Он вздохнул и пообещал себе, что как только они выберутся – отведет Хезер на самую большую в Кайзерстате свалку, и пусть она наловит себе хоть два десятка проклятых крыс. Он даже отложит из жалования денег на лечение лишая, который она наверняка подхватит.
– Интересно, почему ты со стороны смотришь, а мне вместе с этим с ума сходить, – проворчал он. – Слушай, а что если Берта его убила? – внезапная догадка с щелчком сдвинула замершие шестеренки. – Ида уехала, и тут – как удобно – сразу пожар. Берте надоело смотреть, как Ида мучается с сумасшедшим, ну и уморила его потихоньку.
Шестеренка, скрипнув, замерла. Слова повисли в воздухе, словно сами себя устыдились.
– Не думаю, – мягко сказала Хезер, и слова осыпались, растаяли без следа. – Берта все-таки… очень любит Иду.
– Да, пожалуй, – признал Штефан. – Скорее всего, это действительно череда случайностей. Мне снилось как-то, что Вижевский в камин таращился и разжечь хотел, вдруг у него получилось.
– Как больной человек мог разжечь камин?
– А откуда у больного человека лезвия чтобы в подоконник вбивать? – резонно заметил он. – Думаешь, ему горничная какая-нибудь могла отказать, потому что Берта не велела давать ему лезвия и спички? Или сама Берта привязала бы его к кровати и напичкала лекарствами, как в сумасшедших домах делают?
Хезер села на край кровати. Наклонилась, подняла с пола рубашку, но не торопилась надевать.
– Готфрид говорит, в библиотеке очень много религиозных текстов. Трактаты на гардарском, сборники Колыбельных. А я ни разу не видела, чтобы кто-то молился.

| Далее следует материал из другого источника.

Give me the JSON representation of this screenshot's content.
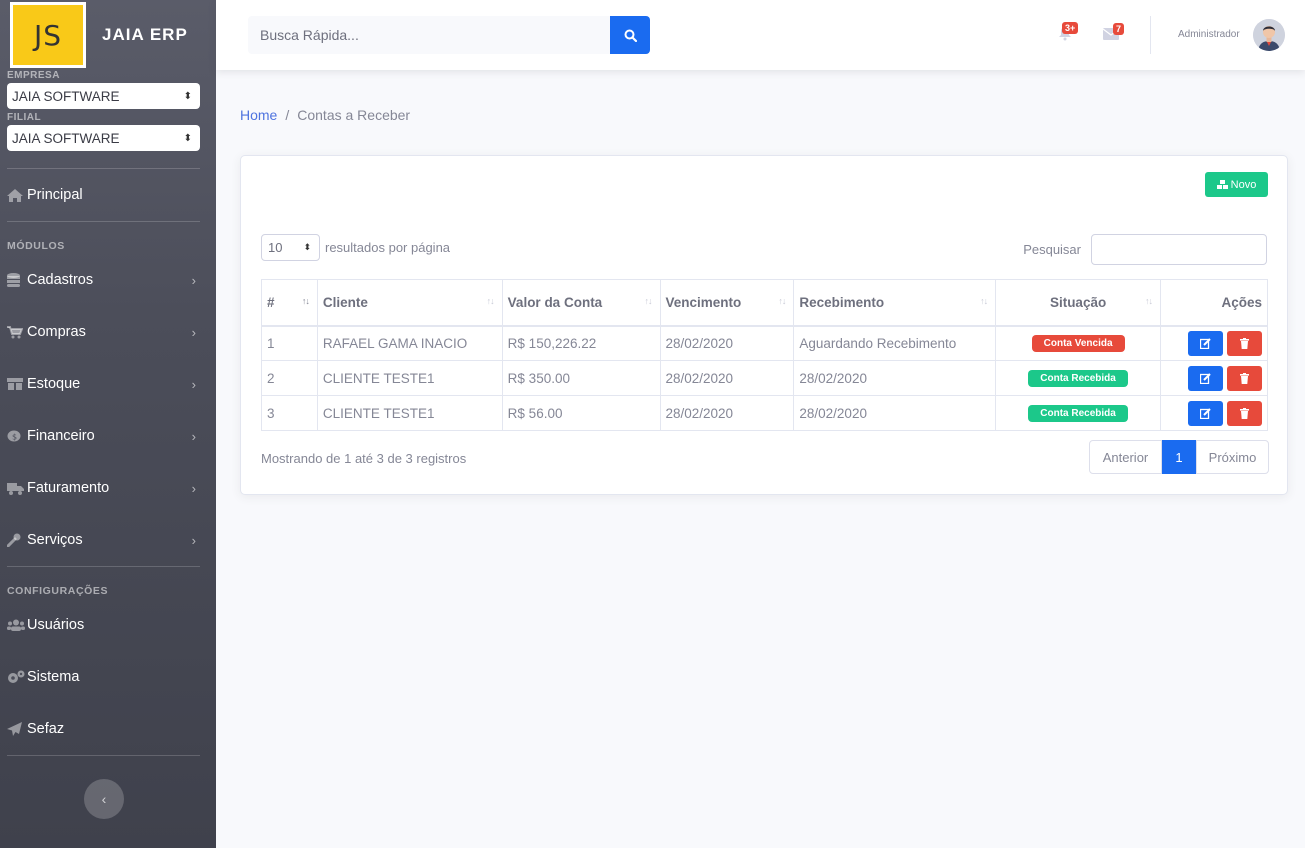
{
  "app": {
    "logo_text": "JS",
    "brand": "JAIA ERP"
  },
  "sidebar": {
    "empresa_label": "EMPRESA",
    "empresa_value": "JAIA SOFTWARE",
    "filial_label": "FILIAL",
    "filial_value": "JAIA SOFTWARE",
    "principal": "Principal",
    "modulos_heading": "MÓDULOS",
    "modules": [
      {
        "label": "Cadastros",
        "icon": "database-icon"
      },
      {
        "label": "Compras",
        "icon": "cart-icon"
      },
      {
        "label": "Estoque",
        "icon": "warehouse-icon"
      },
      {
        "label": "Financeiro",
        "icon": "coins-icon"
      },
      {
        "label": "Faturamento",
        "icon": "truck-icon"
      },
      {
        "label": "Serviços",
        "icon": "wrench-icon"
      }
    ],
    "config_heading": "CONFIGURAÇÕES",
    "config": [
      {
        "label": "Usuários",
        "icon": "users-icon"
      },
      {
        "label": "Sistema",
        "icon": "cogs-icon"
      },
      {
        "label": "Sefaz",
        "icon": "paper-plane-icon"
      }
    ]
  },
  "topbar": {
    "search_placeholder": "Busca Rápida...",
    "alerts_count": "3+",
    "messages_count": "7",
    "user_name": "Administrador"
  },
  "breadcrumb": {
    "home": "Home",
    "separator": "/",
    "current": "Contas a Receber"
  },
  "card": {
    "new_button": "Novo",
    "page_length": "10",
    "page_length_label": "resultados por página",
    "search_label": "Pesquisar",
    "columns": [
      "#",
      "Cliente",
      "Valor da Conta",
      "Vencimento",
      "Recebimento",
      "Situação",
      "Ações"
    ],
    "rows": [
      {
        "id": "1",
        "cliente": "RAFAEL GAMA INACIO",
        "valor": "R$ 150,226.22",
        "vencimento": "28/02/2020",
        "recebimento": "Aguardando Recebimento",
        "situacao": "Conta Vencida",
        "status_color": "#e74a3b"
      },
      {
        "id": "2",
        "cliente": "CLIENTE TESTE1",
        "valor": "R$ 350.00",
        "vencimento": "28/02/2020",
        "recebimento": "28/02/2020",
        "situacao": "Conta Recebida",
        "status_color": "#1cc88a"
      },
      {
        "id": "3",
        "cliente": "CLIENTE TESTE1",
        "valor": "R$ 56.00",
        "vencimento": "28/02/2020",
        "recebimento": "28/02/2020",
        "situacao": "Conta Recebida",
        "status_color": "#1cc88a"
      }
    ],
    "info": "Mostrando de 1 até 3 de 3 registros",
    "pager": {
      "prev": "Anterior",
      "current": "1",
      "next": "Próximo"
    }
  },
  "colors": {
    "primary": "#1a6bf0",
    "success": "#1cc88a",
    "danger": "#e74a3b",
    "sidebar": "#4b4d59"
  }
}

– Ну, тут выбора особого не остается, – усмехнулся Штефан. – Поневоле во что угодно поверишь…
Некстати вспомнился Томас, старавшийся не пропускать службы, и даже на войне каждый вечер заходивший в палатку с переносным алтарем. Штефан до сих пор не понял, как искать утешение в молитвах.

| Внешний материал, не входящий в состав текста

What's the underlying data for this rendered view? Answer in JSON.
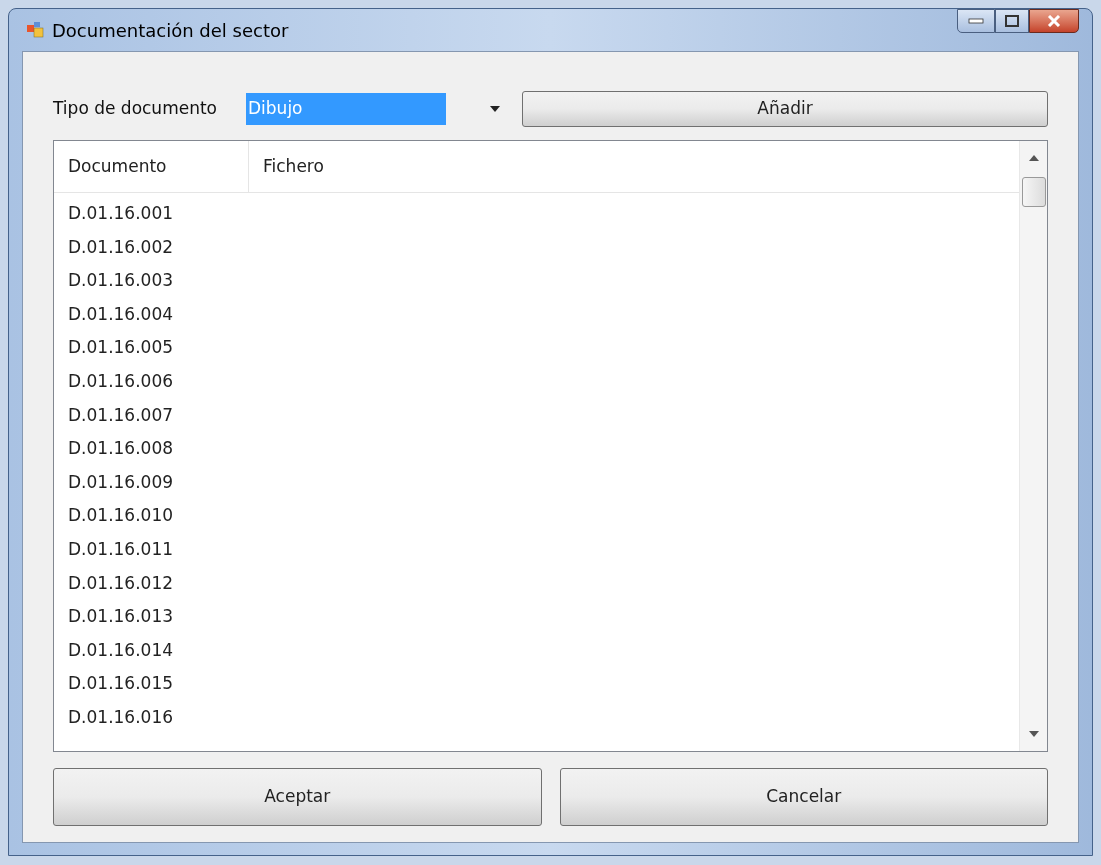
{
  "window": {
    "title": "Documentación del sector"
  },
  "document_type": {
    "label": "Tipo de documento",
    "value": "Dibujo",
    "selected": true
  },
  "add_button": "Añadir",
  "table": {
    "columns": [
      "Documento",
      "Fichero"
    ],
    "rows": [
      [
        "D.01.16.001"
      ],
      [
        "D.01.16.002"
      ],
      [
        "D.01.16.003"
      ],
      [
        "D.01.16.004"
      ],
      [
        "D.01.16.005"
      ],
      [
        "D.01.16.006"
      ],
      [
        "D.01.16.007"
      ],
      [
        "D.01.16.008"
      ],
      [
        "D.01.16.009"
      ],
      [
        "D.01.16.010"
      ],
      [
        "D.01.16.011"
      ],
      [
        "D.01.16.012"
      ],
      [
        "D.01.16.013"
      ],
      [
        "D.01.16.014"
      ],
      [
        "D.01.16.015"
      ],
      [
        "D.01.16.016"
      ]
    ]
  },
  "buttons": [
    "Aceptar",
    "Cancelar"
  ]
}
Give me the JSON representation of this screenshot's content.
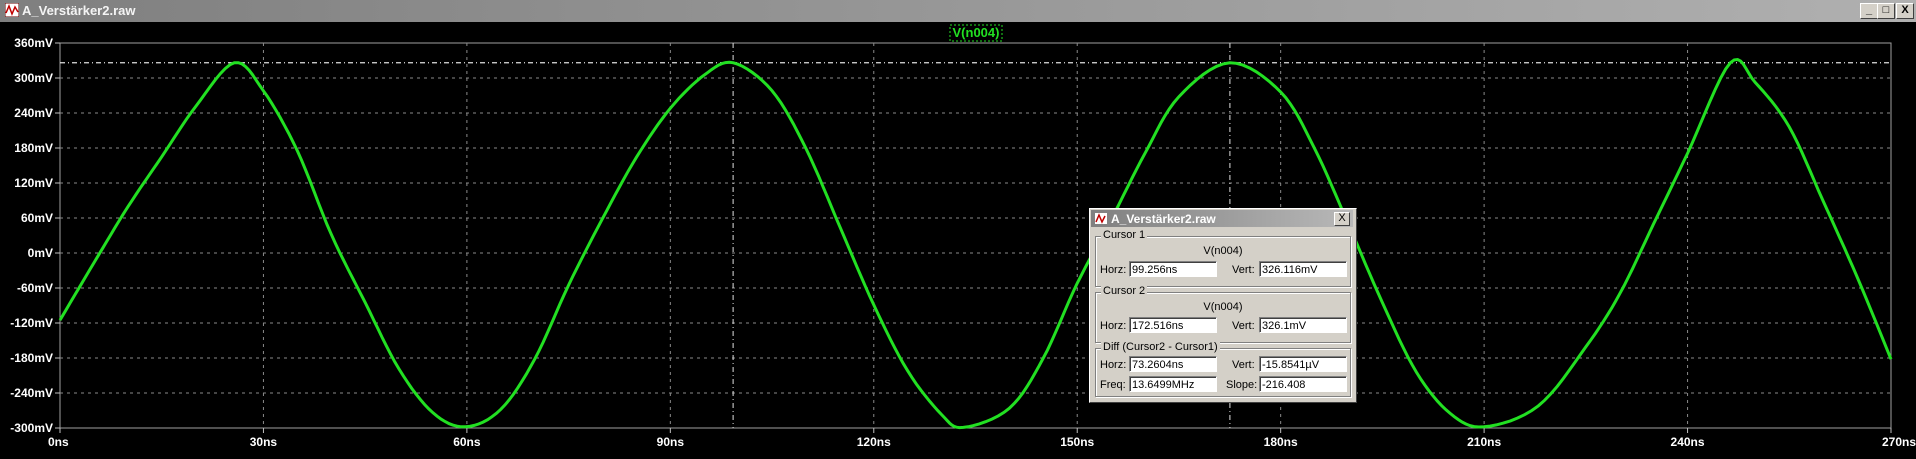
{
  "window": {
    "title": "A_Verstärker2.raw",
    "min_label": "_",
    "max_label": "□",
    "close_label": "X"
  },
  "chart_data": {
    "type": "line",
    "trace_label": "V(n004)",
    "trace_color": "#22e022",
    "x_unit": "ns",
    "y_unit": "mV",
    "xlim": [
      0,
      270
    ],
    "ylim": [
      -300,
      360
    ],
    "x_ticks": [
      "0ns",
      "30ns",
      "60ns",
      "90ns",
      "120ns",
      "150ns",
      "180ns",
      "210ns",
      "240ns",
      "270ns"
    ],
    "x_tick_values": [
      0,
      30,
      60,
      90,
      120,
      150,
      180,
      210,
      240,
      270
    ],
    "y_ticks": [
      "360mV",
      "300mV",
      "240mV",
      "180mV",
      "120mV",
      "60mV",
      "0mV",
      "-60mV",
      "-120mV",
      "-180mV",
      "-240mV",
      "-300mV"
    ],
    "y_tick_values": [
      360,
      300,
      240,
      180,
      120,
      60,
      0,
      -60,
      -120,
      -180,
      -240,
      -300
    ],
    "series": [
      {
        "name": "V(n004)",
        "x": [
          0,
          5,
          10,
          15,
          20,
          25.7,
          30,
          35,
          40,
          45,
          50,
          55,
          59.8,
          65,
          70,
          75,
          80,
          85,
          90,
          95,
          99.3,
          105,
          110,
          115,
          120,
          125,
          130,
          133.2,
          140,
          145,
          150,
          155,
          160,
          165,
          172.5,
          180,
          185,
          190,
          195,
          200,
          205,
          210,
          218,
          225,
          230,
          235,
          240,
          246.3,
          250,
          255,
          260,
          265,
          270
        ],
        "y": [
          -115,
          -17,
          79,
          165,
          251,
          326,
          278,
          175,
          32,
          -85,
          -199,
          -274,
          -298,
          -268,
          -182,
          -55,
          59,
          164,
          248,
          305,
          326,
          278,
          179,
          45,
          -89,
          -202,
          -277,
          -299,
          -266,
          -180,
          -52,
          57,
          171,
          268,
          326,
          276,
          179,
          49,
          -85,
          -204,
          -275,
          -298,
          -262,
          -161,
          -70,
          50,
          171,
          326,
          292,
          216,
          89,
          -41,
          -182
        ]
      }
    ],
    "cursor1": {
      "x": 99.256,
      "y": 326.116
    },
    "cursor2": {
      "x": 172.516,
      "y": 326.1
    },
    "grid": true
  },
  "cursor_dialog": {
    "title": "A_Verstärker2.raw",
    "close_label": "X",
    "cursor1": {
      "group_label": "Cursor 1",
      "trace": "V(n004)",
      "horz_label": "Horz:",
      "horz": "99.256ns",
      "vert_label": "Vert:",
      "vert": "326.116mV"
    },
    "cursor2": {
      "group_label": "Cursor 2",
      "trace": "V(n004)",
      "horz_label": "Horz:",
      "horz": "172.516ns",
      "vert_label": "Vert:",
      "vert": "326.1mV"
    },
    "diff": {
      "group_label": "Diff (Cursor2 - Cursor1)",
      "horz_label": "Horz:",
      "horz": "73.2604ns",
      "vert_label": "Vert:",
      "vert": "-15.8541µV",
      "freq_label": "Freq:",
      "freq": "13.6499MHz",
      "slope_label": "Slope:",
      "slope": "-216.408"
    }
  }
}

Ида с Бертой, судя по всему, тоже. И книги им вряд ли помогли.
– Готфрид убил людей, – задумчиво начала Хезер, все-таки надевая рубашку, и светлая ткань на ее смуглых плечах вспыхнула разноцветными пятнами света гирлянд. Штефан вдруг подумал, что это тоже был бы хороший кадр. – Он… ведь не собирался их убивать, так? Узнал, что его Альма собой пожертвовала, а эти позволили – или сами ее туда отправили и, ну… расстроился.
– Обезумел, – подсказал Штефан. Он не видел смысла избегать этого слова.

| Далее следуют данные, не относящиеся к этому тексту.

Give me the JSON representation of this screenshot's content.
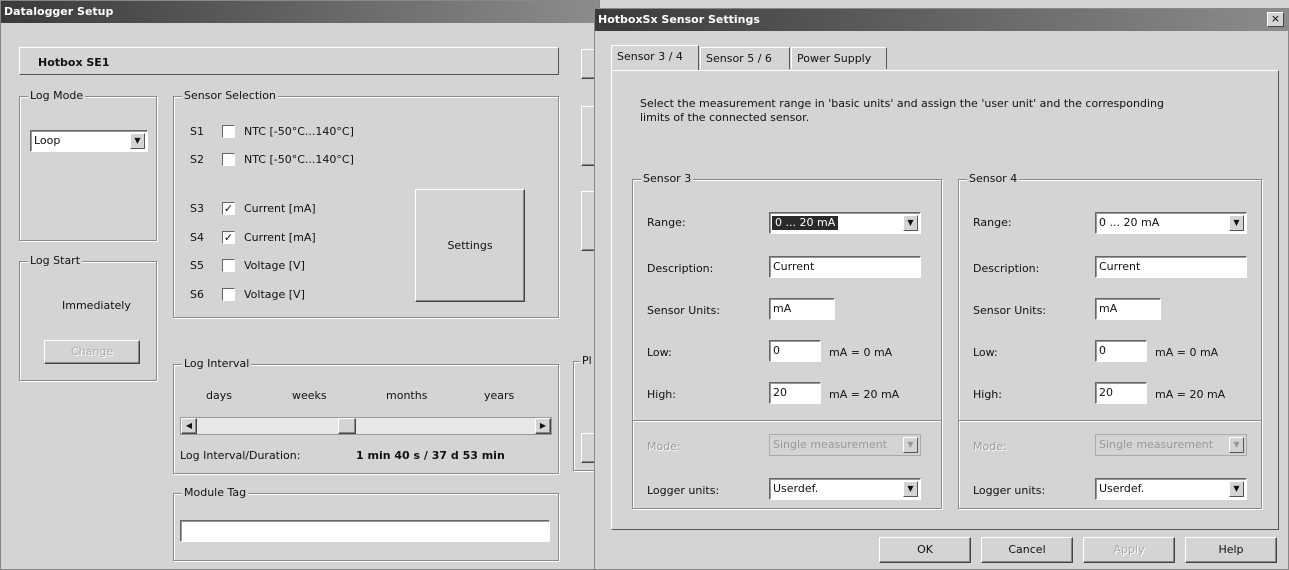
{
  "left": {
    "title": "Datalogger Setup",
    "device_name": "Hotbox SE1",
    "log_mode": {
      "legend": "Log Mode",
      "value": "Loop"
    },
    "sensor_selection": {
      "legend": "Sensor Selection",
      "items": [
        {
          "id": "S1",
          "label": "NTC [-50°C...140°C]",
          "checked": ""
        },
        {
          "id": "S2",
          "label": "NTC [-50°C...140°C]",
          "checked": ""
        },
        {
          "id": "S3",
          "label": "Current [mA]",
          "checked": "✓"
        },
        {
          "id": "S4",
          "label": "Current [mA]",
          "checked": "✓"
        },
        {
          "id": "S5",
          "label": "Voltage [V]",
          "checked": ""
        },
        {
          "id": "S6",
          "label": "Voltage [V]",
          "checked": ""
        }
      ],
      "settings_button": "Settings"
    },
    "log_start": {
      "legend": "Log Start",
      "value": "Immediately",
      "change_button": "Change"
    },
    "log_interval": {
      "legend": "Log Interval",
      "scale": [
        "days",
        "weeks",
        "months",
        "years"
      ],
      "duration_label": "Log Interval/Duration:",
      "duration_value": "1 min 40 s / 37 d 53 min",
      "slider_position": 0.44
    },
    "module_tag": {
      "legend": "Module Tag",
      "value": ""
    },
    "edge_text": "Pl"
  },
  "right": {
    "title": "HotboxSx Sensor Settings",
    "close": "×",
    "tabs": [
      "Sensor 3 / 4",
      "Sensor 5 / 6",
      "Power Supply"
    ],
    "instructions_1": "Select the measurement range in 'basic units' and assign the 'user unit' and the corresponding",
    "instructions_2": "limits of the connected sensor.",
    "labels": {
      "range": "Range:",
      "description": "Description:",
      "sensor_units": "Sensor Units:",
      "low": "Low:",
      "high": "High:",
      "mode": "Mode:",
      "logger_units": "Logger units:"
    },
    "sensor3": {
      "legend": "Sensor 3",
      "range": "0 ... 20 mA",
      "description": "Current",
      "sensor_units": "mA",
      "low": "0",
      "low_suffix": "mA = 0 mA",
      "high": "20",
      "high_suffix": "mA = 20 mA",
      "mode": "Single measurement",
      "logger_units": "Userdef."
    },
    "sensor4": {
      "legend": "Sensor 4",
      "range": "0 ... 20 mA",
      "description": "Current",
      "sensor_units": "mA",
      "low": "0",
      "low_suffix": "mA = 0 mA",
      "high": "20",
      "high_suffix": "mA = 20 mA",
      "mode": "Single measurement",
      "logger_units": "Userdef."
    },
    "buttons": {
      "ok": "OK",
      "cancel": "Cancel",
      "apply": "Apply",
      "help": "Help"
    }
  }
}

– А может Готфрид заставить шестьдесят человек поклониться ему и попрыгать в пропасть? – Хезер расправила рубашку, отбросила на спину волосы и потянулась за папиросами.
– Ну как видишь…
– Нет-нет… нормальный Готфрид. Не… безумный.
Штефан хотел сказать, что Готфрид нормальным наверное не был даже когда только родился, но промолчал. Он понял, что имела ввиду Хезер.